Kino-Tipp: 'Systemsprenger'

Benefizaktion für geschlossene Kinos

Lola für beste weibliche Hauptrolle: Helena Zengel als Benni in Systemsprenger.
Lola für beste weibliche Hauptrolle: Helena Zengel als Benni in Systemsprenger. Foto: Yunus Roy Imer / Port au Prince

Nora Fingscheidts grandioser Spielfilm „Systemsprenger“, der Berlinale-Gewinner 2019 und deutsche Wettbewerbsfilm für den Auslands-Oscar, hat gerade bei den Deutschen Filmpreisen abgesahnt: Es gab gleich acht „Lolas“, an der Spitze der Bundesfilmpreis in Gold für den Besten Film. Nora Fingerscheidt erhielt gleich zwei Lolas für Regie und Drehbuch, Helena Zengel für die Beste weibliche und Albrecht Schuch für die Beste männliche Hauptrolle sowie Gabriela Maria Schmeide für die Beste weibliche Nebenrolle, zwei weitere Lolas gabs für Schnitt und Ton.

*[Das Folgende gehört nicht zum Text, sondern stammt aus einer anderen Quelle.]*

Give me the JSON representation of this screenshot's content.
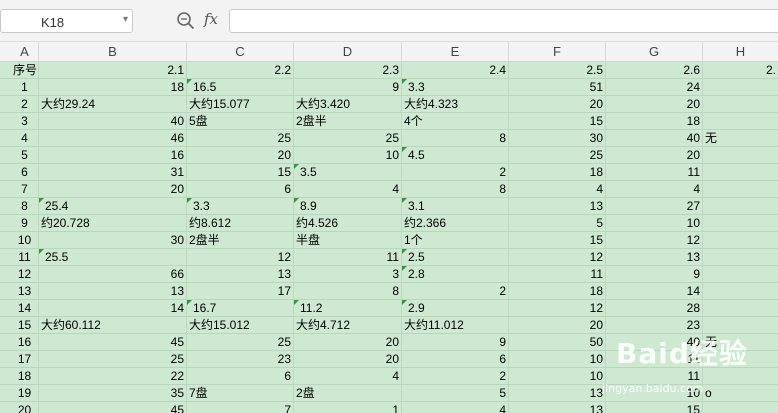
{
  "formula_bar": {
    "cell_ref": "K18",
    "fx_label": "fx",
    "formula_value": ""
  },
  "columns": [
    "A",
    "B",
    "C",
    "D",
    "E",
    "F",
    "G",
    "H"
  ],
  "rows": [
    {
      "cells": [
        "序号",
        "2.1",
        "2.2",
        "2.3",
        "2.4",
        "2.5",
        "2.6",
        "2."
      ],
      "flags": [
        false,
        false,
        false,
        false,
        false,
        false,
        false,
        false
      ]
    },
    {
      "cells": [
        "1",
        "18",
        "16.5",
        "9",
        "3.3",
        "51",
        "24",
        ""
      ],
      "flags": [
        false,
        false,
        true,
        false,
        true,
        false,
        false,
        false
      ]
    },
    {
      "cells": [
        "2",
        "大约29.24",
        "大约15.077",
        "大约3.420",
        "大约4.323",
        "20",
        "20",
        ""
      ],
      "flags": [
        false,
        false,
        false,
        false,
        false,
        false,
        false,
        false
      ]
    },
    {
      "cells": [
        "3",
        "40",
        "5盘",
        "2盘半",
        "4个",
        "15",
        "18",
        ""
      ],
      "flags": [
        false,
        false,
        false,
        false,
        false,
        false,
        false,
        false
      ]
    },
    {
      "cells": [
        "4",
        "46",
        "25",
        "25",
        "8",
        "30",
        "40",
        "无"
      ],
      "flags": [
        false,
        false,
        false,
        false,
        false,
        false,
        false,
        false
      ]
    },
    {
      "cells": [
        "5",
        "16",
        "20",
        "10",
        "4.5",
        "25",
        "20",
        ""
      ],
      "flags": [
        false,
        false,
        false,
        false,
        true,
        false,
        false,
        false
      ]
    },
    {
      "cells": [
        "6",
        "31",
        "15",
        "3.5",
        "2",
        "18",
        "11",
        ""
      ],
      "flags": [
        false,
        false,
        false,
        true,
        false,
        false,
        false,
        false
      ]
    },
    {
      "cells": [
        "7",
        "20",
        "6",
        "4",
        "8",
        "4",
        "4",
        ""
      ],
      "flags": [
        false,
        false,
        false,
        false,
        false,
        false,
        false,
        false
      ]
    },
    {
      "cells": [
        "8",
        "25.4",
        "3.3",
        "8.9",
        "3.1",
        "13",
        "27",
        ""
      ],
      "flags": [
        false,
        true,
        true,
        true,
        true,
        false,
        false,
        false
      ]
    },
    {
      "cells": [
        "9",
        "约20.728",
        "约8.612",
        "约4.526",
        "约2.366",
        "5",
        "10",
        ""
      ],
      "flags": [
        false,
        false,
        false,
        false,
        false,
        false,
        false,
        false
      ]
    },
    {
      "cells": [
        "10",
        "30",
        "2盘半",
        "半盘",
        "1个",
        "15",
        "12",
        ""
      ],
      "flags": [
        false,
        false,
        false,
        false,
        false,
        false,
        false,
        false
      ]
    },
    {
      "cells": [
        "11",
        "25.5",
        "12",
        "11",
        "2.5",
        "12",
        "13",
        ""
      ],
      "flags": [
        false,
        true,
        false,
        false,
        true,
        false,
        false,
        false
      ]
    },
    {
      "cells": [
        "12",
        "66",
        "13",
        "3",
        "2.8",
        "11",
        "9",
        ""
      ],
      "flags": [
        false,
        false,
        false,
        false,
        true,
        false,
        false,
        false
      ]
    },
    {
      "cells": [
        "13",
        "13",
        "17",
        "8",
        "2",
        "18",
        "14",
        ""
      ],
      "flags": [
        false,
        false,
        false,
        false,
        false,
        false,
        false,
        false
      ]
    },
    {
      "cells": [
        "14",
        "14",
        "16.7",
        "11.2",
        "2.9",
        "12",
        "28",
        ""
      ],
      "flags": [
        false,
        false,
        true,
        true,
        true,
        false,
        false,
        false
      ]
    },
    {
      "cells": [
        "15",
        "大约60.112",
        "大约15.012",
        "大约4.712",
        "大约11.012",
        "20",
        "23",
        ""
      ],
      "flags": [
        false,
        false,
        false,
        false,
        false,
        false,
        false,
        false
      ]
    },
    {
      "cells": [
        "16",
        "45",
        "25",
        "20",
        "9",
        "50",
        "40",
        "无"
      ],
      "flags": [
        false,
        false,
        false,
        false,
        false,
        false,
        false,
        false
      ]
    },
    {
      "cells": [
        "17",
        "25",
        "23",
        "20",
        "6",
        "10",
        "11",
        ""
      ],
      "flags": [
        false,
        false,
        false,
        false,
        false,
        false,
        false,
        false
      ]
    },
    {
      "cells": [
        "18",
        "22",
        "6",
        "4",
        "2",
        "10",
        "11",
        ""
      ],
      "flags": [
        false,
        false,
        false,
        false,
        false,
        false,
        false,
        false
      ]
    },
    {
      "cells": [
        "19",
        "35",
        "7盘",
        "2盘",
        "5",
        "13",
        "10",
        "o"
      ],
      "flags": [
        false,
        false,
        false,
        false,
        false,
        false,
        false,
        false
      ]
    },
    {
      "cells": [
        "20",
        "45",
        "7",
        "1",
        "4",
        "13",
        "15",
        ""
      ],
      "flags": [
        false,
        false,
        false,
        false,
        false,
        false,
        false,
        false
      ]
    }
  ],
  "watermark": {
    "logo": "Baid经验",
    "url": "jingyan.baidu.com"
  },
  "colors": {
    "cell_fill": "#cfe8d2",
    "flag": "#2e9a3a"
  }
}
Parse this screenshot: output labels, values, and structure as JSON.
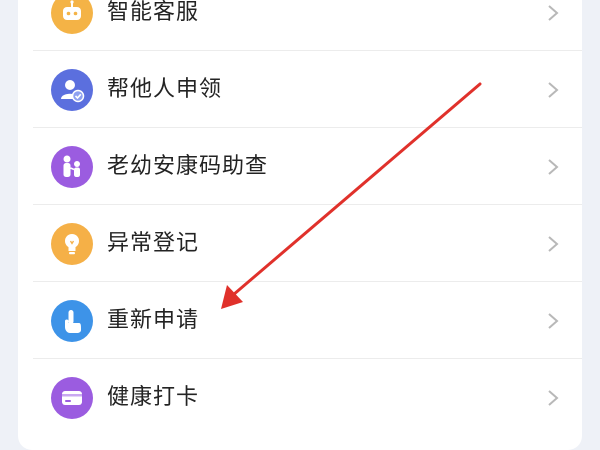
{
  "menu": {
    "items": [
      {
        "label": "智能客服",
        "icon": "robot-icon",
        "color": "#f4b346"
      },
      {
        "label": "帮他人申领",
        "icon": "person-check-icon",
        "color": "#5b6fde"
      },
      {
        "label": "老幼安康码助查",
        "icon": "family-icon",
        "color": "#9b5ce0"
      },
      {
        "label": "异常登记",
        "icon": "lightbulb-icon",
        "color": "#f5b047"
      },
      {
        "label": "重新申请",
        "icon": "tap-hand-icon",
        "color": "#3d93e8"
      },
      {
        "label": "健康打卡",
        "icon": "wallet-card-icon",
        "color": "#9b5ce0"
      }
    ]
  },
  "annotation": {
    "icon": "red-arrow-icon",
    "color": "#e0312b"
  },
  "theme": {
    "background": "#eef1f7",
    "card": "#ffffff",
    "chevron": "#b8b8b8"
  }
}
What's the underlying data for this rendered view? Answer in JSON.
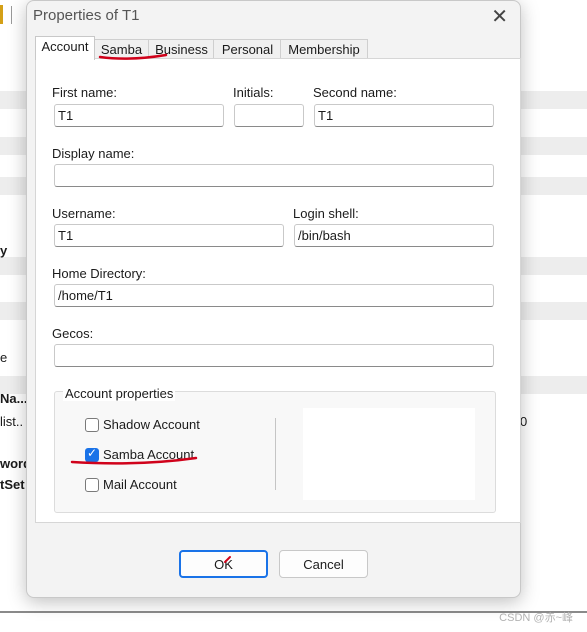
{
  "window": {
    "title": "Properties of T1",
    "close_glyph": "✕"
  },
  "tabs": [
    {
      "label": "Account",
      "active": true
    },
    {
      "label": "Samba",
      "active": false
    },
    {
      "label": "Business",
      "active": false
    },
    {
      "label": "Personal",
      "active": false
    },
    {
      "label": "Membership",
      "active": false
    }
  ],
  "form": {
    "first_name": {
      "label": "First name:",
      "value": "T1"
    },
    "initials": {
      "label": "Initials:",
      "value": ""
    },
    "second_name": {
      "label": "Second name:",
      "value": "T1"
    },
    "display_name": {
      "label": "Display name:",
      "value": ""
    },
    "username": {
      "label": "Username:",
      "value": "T1"
    },
    "login_shell": {
      "label": "Login shell:",
      "value": "/bin/bash"
    },
    "home_directory": {
      "label": "Home Directory:",
      "value": "/home/T1"
    },
    "gecos": {
      "label": "Gecos:",
      "value": ""
    }
  },
  "account_properties": {
    "title": "Account properties",
    "shadow": {
      "label": "Shadow Account",
      "checked": false
    },
    "samba": {
      "label": "Samba Account",
      "checked": true
    },
    "mail": {
      "label": "Mail Account",
      "checked": false
    }
  },
  "buttons": {
    "ok": "OK",
    "cancel": "Cancel"
  },
  "background": {
    "left_fragments": [
      "y",
      "e",
      "Na...",
      "list..",
      "word",
      "tSet"
    ],
    "right_fragment": "0"
  },
  "watermark": "CSDN @赤~峰",
  "colors": {
    "accent": "#1a73e8",
    "annotation_ink": "#d0021b"
  }
}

„Systemsprenger“ gibt’s inzwischen auf DVD und Blu-Ray und kann auf allen gängigen Portalen gestreamt werden. Wer „seinem“ Kino etwas Gutes tun möchte, hat dazu am Sonntag, 10. Mai 2020, Gelegenheit. Unter kinotag.cvod.de kann „Systemsprenger“ für 9,99 Euro ganztags gestreamt werden, zusätzlich gibt es zwischen 16 und 20 Uhr interessante Gespräche. Der Clou: ein Drittel des „Eintrittspreises“ kommt einem der teilnehmenden Kinos der Wahl zugute, in Bochum etwa sind das Metropolis im Hauptbahnhof und die Endstation im Kulturbahnhof Langendreer dabei.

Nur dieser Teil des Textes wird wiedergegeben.